Investigation of the Effect of Stagnation Surface and Diffuser Angle on Aerodynamic Performance: A Case Study on Locally Built Isuzu Bus

The ISUZU midi bus is the primary mode of transportation for the majority of Ethiopians. Due to its blunt, rectangular appearance and high drag resistance forces, the bus has poor aerodynamic shapes and uses more fuel. Therefore, the study objective is to reduce the total aerodynamic drag force, which in turn reduces power demand, fuel consumption, and carbon dioxide emissions. As a result, the diffuser angle and bus stagnation surface shape are aerodynamically optimized. Solid Work CAD 2023 is utilized in the development of the model. Eight different car models were developed and analyzed. CFD and ANSYS Fluent 19.2 were used for the analyses. With a 15º diffuser angle in the rear weak zone and a taper in front and an arc segment on both sides in the stagnation surface, the model-6 had the lowest Cd and Fd values, measuring 0.2915 and 225.32N at 70 km/h and 0.3111 and 594.22N at 110 km/h, respectively.

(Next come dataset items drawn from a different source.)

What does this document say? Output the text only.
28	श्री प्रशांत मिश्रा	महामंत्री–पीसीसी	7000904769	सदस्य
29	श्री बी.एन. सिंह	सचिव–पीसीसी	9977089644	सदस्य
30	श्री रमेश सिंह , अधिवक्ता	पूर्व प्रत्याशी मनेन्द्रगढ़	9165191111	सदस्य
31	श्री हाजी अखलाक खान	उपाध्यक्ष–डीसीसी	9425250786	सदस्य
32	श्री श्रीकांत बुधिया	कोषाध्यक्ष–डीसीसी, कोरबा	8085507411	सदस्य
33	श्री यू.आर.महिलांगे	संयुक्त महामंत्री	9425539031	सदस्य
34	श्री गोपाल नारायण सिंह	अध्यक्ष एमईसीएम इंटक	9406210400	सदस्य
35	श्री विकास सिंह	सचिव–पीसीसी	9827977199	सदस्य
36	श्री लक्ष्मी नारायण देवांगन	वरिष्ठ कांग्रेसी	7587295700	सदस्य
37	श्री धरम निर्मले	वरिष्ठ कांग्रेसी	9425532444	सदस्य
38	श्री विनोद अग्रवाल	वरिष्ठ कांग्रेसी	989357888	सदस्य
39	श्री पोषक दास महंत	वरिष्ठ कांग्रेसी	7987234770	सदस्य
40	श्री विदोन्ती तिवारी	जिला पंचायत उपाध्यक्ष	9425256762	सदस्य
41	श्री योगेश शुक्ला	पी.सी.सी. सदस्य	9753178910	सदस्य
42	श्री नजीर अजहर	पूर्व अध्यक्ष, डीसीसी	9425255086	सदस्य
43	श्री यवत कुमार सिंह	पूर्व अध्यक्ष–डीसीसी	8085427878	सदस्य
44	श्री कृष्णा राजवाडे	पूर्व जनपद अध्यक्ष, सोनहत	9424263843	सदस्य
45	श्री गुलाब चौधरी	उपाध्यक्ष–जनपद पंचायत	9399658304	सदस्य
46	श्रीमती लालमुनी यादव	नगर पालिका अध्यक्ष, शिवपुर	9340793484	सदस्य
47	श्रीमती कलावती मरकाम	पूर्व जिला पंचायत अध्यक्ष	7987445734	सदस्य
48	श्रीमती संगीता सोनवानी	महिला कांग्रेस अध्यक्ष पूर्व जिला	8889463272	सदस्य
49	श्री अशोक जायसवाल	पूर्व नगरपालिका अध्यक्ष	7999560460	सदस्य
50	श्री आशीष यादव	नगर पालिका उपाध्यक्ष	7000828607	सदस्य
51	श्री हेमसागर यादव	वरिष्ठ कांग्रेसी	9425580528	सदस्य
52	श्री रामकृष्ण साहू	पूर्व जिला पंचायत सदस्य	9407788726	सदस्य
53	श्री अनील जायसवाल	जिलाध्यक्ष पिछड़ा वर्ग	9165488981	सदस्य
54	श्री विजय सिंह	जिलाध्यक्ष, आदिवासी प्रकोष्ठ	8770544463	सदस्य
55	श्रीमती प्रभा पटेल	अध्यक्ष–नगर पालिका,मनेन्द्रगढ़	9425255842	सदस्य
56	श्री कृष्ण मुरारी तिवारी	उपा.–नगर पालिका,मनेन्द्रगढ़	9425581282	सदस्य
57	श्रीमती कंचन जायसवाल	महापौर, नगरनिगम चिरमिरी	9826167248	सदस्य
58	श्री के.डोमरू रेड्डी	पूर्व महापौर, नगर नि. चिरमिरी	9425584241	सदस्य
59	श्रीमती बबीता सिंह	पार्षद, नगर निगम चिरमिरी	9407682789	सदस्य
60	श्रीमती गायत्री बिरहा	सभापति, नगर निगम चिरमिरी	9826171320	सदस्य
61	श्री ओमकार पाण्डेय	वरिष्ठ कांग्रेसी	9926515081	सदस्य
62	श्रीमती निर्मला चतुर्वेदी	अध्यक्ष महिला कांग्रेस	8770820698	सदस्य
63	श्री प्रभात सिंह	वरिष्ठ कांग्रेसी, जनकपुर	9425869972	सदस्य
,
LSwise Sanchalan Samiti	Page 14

At 70 km/h and 110 km/h, respectively, the Cd reduction percentages attained with this model were 51.21% (48.8% due to the frontal effect and 2.41% due to the diffuser angle impact) and 50.79% (48.81% due to the frontal effect and 1.98% because of the diffuser angle impact). Compared to the baseline bus, the coefficient of drag was, on average, 51% lower. In comparison to the baseline model, model six uses 5026.6 W less power at 70 km/h and 18332.03 W less power at 110 km/h. Compared to the baseline model, the modified model six uses 1.45 L/h less gasoline at 70 km/h and 5.28 L/h less fuel at 110 km/h. At 70 km/h and 110 km/h, model six's CO2 decrease is 12.17 tons per year and 44.31 tons per year, respectively, compared to the baseline model.